Claudio Martinez (Roma, 1968) sceglie una parola inglese per riassumere, a partire dal titolo, la condizione di sospensione, generica e neutra, che avvolge questi suoi ultimi lavori. Condizione che, componente patologica inclusa, dovrebbe essere temporanea, perché aperta a possibili superamenti, ma che spesso rotola verso la cronicizzazione. Proprio come accade in questa mostra, dove “
il cambiamento non è previsto”, come sentenzia l’artista.
Le opere -immagini fotografiche, di cui alcune risalgono al 2002, e in movimento bloccate all’interno di barattoli di vetro, lenti, uova, tubi- sono una sorta di evoluzione di quei fossili contemporanei a cui alludeva
Tired (1999), una delle prime mostre in cui l’autore sperimentava le geniali possibilità della resina per superare i limiti linguistici e dimensionali della fotografia. Fotografie che diventano altro: sculture, installazioni.
Martinez è fotografo, ma i suoi riferimenti culturali spaziano da Marquez a Wenders, Osvaldo Soriano, Ry Cooder, Chet Beker, Jean-Pierre Jeunet e Marc Caro, i Monty Python, Terry Gillia. Parte dalla fotografia per tornare alla fotografia. Ama il reportage e cita autori come
Salgado e
James Natchwey; egli stesso per un certo periodo si è dedicato a questo genere, finché non si è radicata la consapevolezza che intervenire sulla realtà attraverso la fotografia era solo un’illusione, parallelamente alla perdita di fiducia nell’informazione come strumento all’uopo.
La componente luce, fondamentale per la costruzione della fotografia, lo è anche per questi suoi lavori, tutti illuminati. Anche la scelta della resina rimanda alla magia del momento in cui, nella camera oscura, l’immagine fotografica prende forma nel liquido della bacinella. Il bagno di resina, quindi, non è che un modo per ricreare l’idea di quella formula alchemica.

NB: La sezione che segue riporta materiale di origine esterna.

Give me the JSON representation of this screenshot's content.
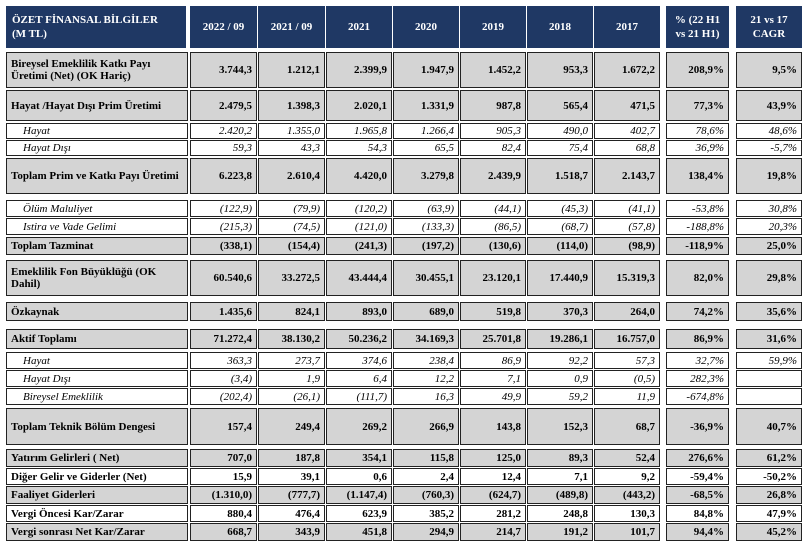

Quanto ai corpi ibernati, tutti completamente nudi perché interpretati come forme poetiche, non certo in chiave erotica (le foto sono state appositamente scattate su pellicola a raggi infrarossi bianco e nero) sono prevalentemente femminili, con l’eccezione dell’uomo del video, il danzatore di butoh Alessandro Pintus.
Una scelta che per l’artista va al di là della componente puramente formale: “
Penso che tanto la donna quanto l’uomo siano stati ‘distratti’ dall’enorme quantità di illusioni e bisogni che da marginali si sono spostati sempre di più verso il centro dei desideri, ma sento che la donna sia quella che da ciò ne ha perduto più forza, si è messa in stand-by, spesso pretende dei riconoscimenti come diritti dal di fuori, ma ha smesso di lottare”.